Ele conta ainda que os moradores moveram duas ações na Justiça contra a alteração na lei que instituiu a Operação Urbana. Além disso, com a sanção do PL, ocorrida no último dia 25, eles pretendem intensificar a pressão sobre o Ministério Público para que se posicione a respeito da intervenção.
Interesses escusos
A urbanista Mariana Fix relata que em 2001, quando foi anunciada a operação tinha como principal objetivo melhorar a questão da habitação para as famílias que viviam em situação de risco à beira do córrego. No entanto, houve a remoção de moradores e a demolição da favela Jardim Edite, sem que fosse construída nenhuma moradia, apenas a Ponte Estaiada. “As obras viárias são muito mais rápidas do que as para habitação”, constata.

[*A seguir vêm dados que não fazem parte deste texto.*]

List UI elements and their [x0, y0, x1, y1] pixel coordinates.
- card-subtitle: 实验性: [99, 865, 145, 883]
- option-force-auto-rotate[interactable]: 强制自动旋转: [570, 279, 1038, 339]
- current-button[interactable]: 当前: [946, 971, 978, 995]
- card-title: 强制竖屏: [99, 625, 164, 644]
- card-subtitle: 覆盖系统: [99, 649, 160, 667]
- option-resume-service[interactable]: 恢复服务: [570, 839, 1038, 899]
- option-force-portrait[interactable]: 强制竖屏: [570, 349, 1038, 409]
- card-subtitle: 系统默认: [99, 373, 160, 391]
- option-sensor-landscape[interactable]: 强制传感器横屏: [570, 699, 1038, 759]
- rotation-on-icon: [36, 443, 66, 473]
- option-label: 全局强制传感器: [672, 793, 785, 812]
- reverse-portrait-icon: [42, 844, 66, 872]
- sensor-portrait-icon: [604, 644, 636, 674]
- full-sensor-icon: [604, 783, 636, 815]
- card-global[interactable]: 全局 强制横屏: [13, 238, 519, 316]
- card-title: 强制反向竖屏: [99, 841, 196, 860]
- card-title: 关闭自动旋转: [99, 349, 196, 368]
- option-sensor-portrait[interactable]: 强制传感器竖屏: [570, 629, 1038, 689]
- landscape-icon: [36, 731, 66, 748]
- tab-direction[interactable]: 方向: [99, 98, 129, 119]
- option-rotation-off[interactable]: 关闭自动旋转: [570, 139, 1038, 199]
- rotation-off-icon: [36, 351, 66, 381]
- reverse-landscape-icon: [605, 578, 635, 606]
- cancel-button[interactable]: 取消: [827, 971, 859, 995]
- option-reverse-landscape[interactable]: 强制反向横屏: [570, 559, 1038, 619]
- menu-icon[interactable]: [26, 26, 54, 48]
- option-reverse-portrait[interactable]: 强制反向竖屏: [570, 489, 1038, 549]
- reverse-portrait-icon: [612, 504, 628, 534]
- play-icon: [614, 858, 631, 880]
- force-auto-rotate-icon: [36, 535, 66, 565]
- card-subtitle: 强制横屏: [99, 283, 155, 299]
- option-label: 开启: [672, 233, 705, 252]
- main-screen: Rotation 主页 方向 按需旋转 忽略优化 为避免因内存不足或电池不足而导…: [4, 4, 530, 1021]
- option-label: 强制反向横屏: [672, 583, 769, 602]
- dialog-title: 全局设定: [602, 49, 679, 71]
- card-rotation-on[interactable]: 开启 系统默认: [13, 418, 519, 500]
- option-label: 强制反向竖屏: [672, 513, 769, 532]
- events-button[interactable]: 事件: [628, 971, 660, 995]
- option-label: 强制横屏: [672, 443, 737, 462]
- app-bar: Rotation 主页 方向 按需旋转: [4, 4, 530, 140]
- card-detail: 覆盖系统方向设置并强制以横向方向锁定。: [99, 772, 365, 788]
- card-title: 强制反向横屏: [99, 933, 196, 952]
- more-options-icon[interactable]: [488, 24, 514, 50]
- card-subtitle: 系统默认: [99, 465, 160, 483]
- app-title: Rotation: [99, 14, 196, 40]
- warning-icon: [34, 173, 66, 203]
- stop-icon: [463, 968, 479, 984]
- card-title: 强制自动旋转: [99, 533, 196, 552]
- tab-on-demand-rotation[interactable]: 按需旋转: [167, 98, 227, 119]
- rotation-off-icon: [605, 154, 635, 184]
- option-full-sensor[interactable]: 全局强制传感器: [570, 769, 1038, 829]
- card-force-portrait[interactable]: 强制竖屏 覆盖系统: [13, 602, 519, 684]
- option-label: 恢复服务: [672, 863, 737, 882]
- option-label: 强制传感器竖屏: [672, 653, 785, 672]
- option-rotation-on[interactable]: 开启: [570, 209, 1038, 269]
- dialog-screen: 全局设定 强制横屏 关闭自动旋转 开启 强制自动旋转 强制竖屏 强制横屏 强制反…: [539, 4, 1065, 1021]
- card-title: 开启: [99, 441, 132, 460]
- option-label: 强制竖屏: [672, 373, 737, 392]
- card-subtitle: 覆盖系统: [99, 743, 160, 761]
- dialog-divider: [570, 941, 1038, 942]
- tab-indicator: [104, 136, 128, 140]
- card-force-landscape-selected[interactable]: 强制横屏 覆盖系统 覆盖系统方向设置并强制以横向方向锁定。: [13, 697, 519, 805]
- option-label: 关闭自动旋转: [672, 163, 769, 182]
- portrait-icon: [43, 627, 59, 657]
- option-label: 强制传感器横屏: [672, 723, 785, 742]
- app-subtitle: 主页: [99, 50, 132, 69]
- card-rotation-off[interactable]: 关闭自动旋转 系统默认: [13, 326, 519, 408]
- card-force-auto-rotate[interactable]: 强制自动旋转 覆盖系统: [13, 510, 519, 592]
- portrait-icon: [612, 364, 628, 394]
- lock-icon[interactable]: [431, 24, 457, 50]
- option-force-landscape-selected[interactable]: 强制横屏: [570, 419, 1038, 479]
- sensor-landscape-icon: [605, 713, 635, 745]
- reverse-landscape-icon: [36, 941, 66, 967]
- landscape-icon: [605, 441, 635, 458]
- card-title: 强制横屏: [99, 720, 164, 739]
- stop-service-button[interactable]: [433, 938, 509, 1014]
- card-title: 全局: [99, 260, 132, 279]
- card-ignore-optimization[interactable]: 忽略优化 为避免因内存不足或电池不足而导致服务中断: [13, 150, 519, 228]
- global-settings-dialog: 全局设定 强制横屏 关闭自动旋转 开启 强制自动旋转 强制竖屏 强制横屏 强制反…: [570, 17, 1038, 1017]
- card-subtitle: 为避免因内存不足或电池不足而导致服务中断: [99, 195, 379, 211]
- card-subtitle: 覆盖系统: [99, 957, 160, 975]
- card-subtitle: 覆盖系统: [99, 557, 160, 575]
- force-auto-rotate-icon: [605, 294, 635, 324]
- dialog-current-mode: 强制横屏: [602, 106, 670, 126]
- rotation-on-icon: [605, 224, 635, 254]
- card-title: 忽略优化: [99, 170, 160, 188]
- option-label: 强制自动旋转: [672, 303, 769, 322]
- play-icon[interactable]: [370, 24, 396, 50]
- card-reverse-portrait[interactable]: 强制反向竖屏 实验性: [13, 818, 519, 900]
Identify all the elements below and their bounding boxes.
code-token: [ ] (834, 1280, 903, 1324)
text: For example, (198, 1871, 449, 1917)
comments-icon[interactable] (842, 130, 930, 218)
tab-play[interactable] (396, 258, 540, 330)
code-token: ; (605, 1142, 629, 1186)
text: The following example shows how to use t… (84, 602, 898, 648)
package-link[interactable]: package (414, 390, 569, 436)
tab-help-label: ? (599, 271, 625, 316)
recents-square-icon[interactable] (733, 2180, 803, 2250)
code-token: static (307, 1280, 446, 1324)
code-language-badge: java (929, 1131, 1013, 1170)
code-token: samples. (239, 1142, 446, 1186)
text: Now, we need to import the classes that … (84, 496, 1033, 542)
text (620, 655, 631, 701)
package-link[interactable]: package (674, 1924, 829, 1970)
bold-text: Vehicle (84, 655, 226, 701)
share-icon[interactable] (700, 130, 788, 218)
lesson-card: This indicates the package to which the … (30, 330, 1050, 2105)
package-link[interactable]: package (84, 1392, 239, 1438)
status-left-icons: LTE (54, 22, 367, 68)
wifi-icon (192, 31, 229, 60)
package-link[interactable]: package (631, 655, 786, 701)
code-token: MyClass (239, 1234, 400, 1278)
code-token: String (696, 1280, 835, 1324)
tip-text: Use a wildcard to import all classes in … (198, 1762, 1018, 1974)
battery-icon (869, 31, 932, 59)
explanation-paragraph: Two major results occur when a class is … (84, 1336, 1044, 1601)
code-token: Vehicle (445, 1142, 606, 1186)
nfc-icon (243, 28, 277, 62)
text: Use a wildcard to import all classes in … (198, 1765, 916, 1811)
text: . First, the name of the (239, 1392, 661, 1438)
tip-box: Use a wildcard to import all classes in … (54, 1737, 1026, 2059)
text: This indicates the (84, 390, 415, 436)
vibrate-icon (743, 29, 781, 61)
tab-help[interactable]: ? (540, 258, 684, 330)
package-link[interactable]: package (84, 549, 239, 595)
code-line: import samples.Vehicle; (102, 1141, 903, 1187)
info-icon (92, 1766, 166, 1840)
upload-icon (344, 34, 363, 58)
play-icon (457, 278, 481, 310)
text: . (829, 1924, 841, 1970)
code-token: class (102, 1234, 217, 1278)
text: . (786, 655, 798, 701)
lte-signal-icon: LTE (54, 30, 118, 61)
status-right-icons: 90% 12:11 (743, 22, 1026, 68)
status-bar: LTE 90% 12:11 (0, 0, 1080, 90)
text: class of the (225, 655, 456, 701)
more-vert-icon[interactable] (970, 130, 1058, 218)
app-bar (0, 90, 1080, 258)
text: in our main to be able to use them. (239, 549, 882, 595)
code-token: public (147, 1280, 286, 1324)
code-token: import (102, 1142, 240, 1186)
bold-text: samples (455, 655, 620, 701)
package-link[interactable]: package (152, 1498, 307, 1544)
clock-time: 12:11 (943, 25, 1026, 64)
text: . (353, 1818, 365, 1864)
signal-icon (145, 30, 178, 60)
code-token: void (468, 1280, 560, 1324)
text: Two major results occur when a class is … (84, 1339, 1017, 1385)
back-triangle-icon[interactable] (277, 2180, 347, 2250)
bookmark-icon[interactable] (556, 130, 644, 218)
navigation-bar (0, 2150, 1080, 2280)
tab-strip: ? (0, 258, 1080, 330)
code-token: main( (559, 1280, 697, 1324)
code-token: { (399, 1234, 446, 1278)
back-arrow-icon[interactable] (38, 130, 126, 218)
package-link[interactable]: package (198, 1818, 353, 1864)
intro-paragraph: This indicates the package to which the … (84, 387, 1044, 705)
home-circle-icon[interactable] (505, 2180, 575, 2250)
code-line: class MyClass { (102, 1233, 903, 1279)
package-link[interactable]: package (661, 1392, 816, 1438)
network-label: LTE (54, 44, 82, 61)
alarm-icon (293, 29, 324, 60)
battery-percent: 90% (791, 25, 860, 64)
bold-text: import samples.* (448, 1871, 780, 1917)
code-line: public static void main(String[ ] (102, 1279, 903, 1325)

Fix explica, no artigo “A fórmula mágica da parceria: operações urbanas em São Paulo”, que tais intervenções são utilizadas pelo poder municipal, na verdade, para a criação de novos centros de negócios ou para recuperação de regiões deterioradas.
Para o senhor Gerôncio, da forma como está sendo apresentada hoje a Operação Urbana, ao contrário do que foi dito em 2001 sobre o atendimento às famílias, “o novo projeto atende aos interesses imobiliários e vai prejudicar muito as famílias”.
O defensor público Douglas Tadashi Magami, integrante do núcleo de habitação urbana da Defensoria Pública de São Paulo, por sua vez, alerta que a administração municipal terá que reassentar essas famílias dentro do perímetro da intervenção, cumprindo o que foi determinado na criação da operação urbana.
“As operações urbanas não podem ser instrumento para o poder público financiar a valorização fundiária e colocá-la nas mãos da iniciativa privada em detrimento da população de baixa renda”, enfatiza o defensor público.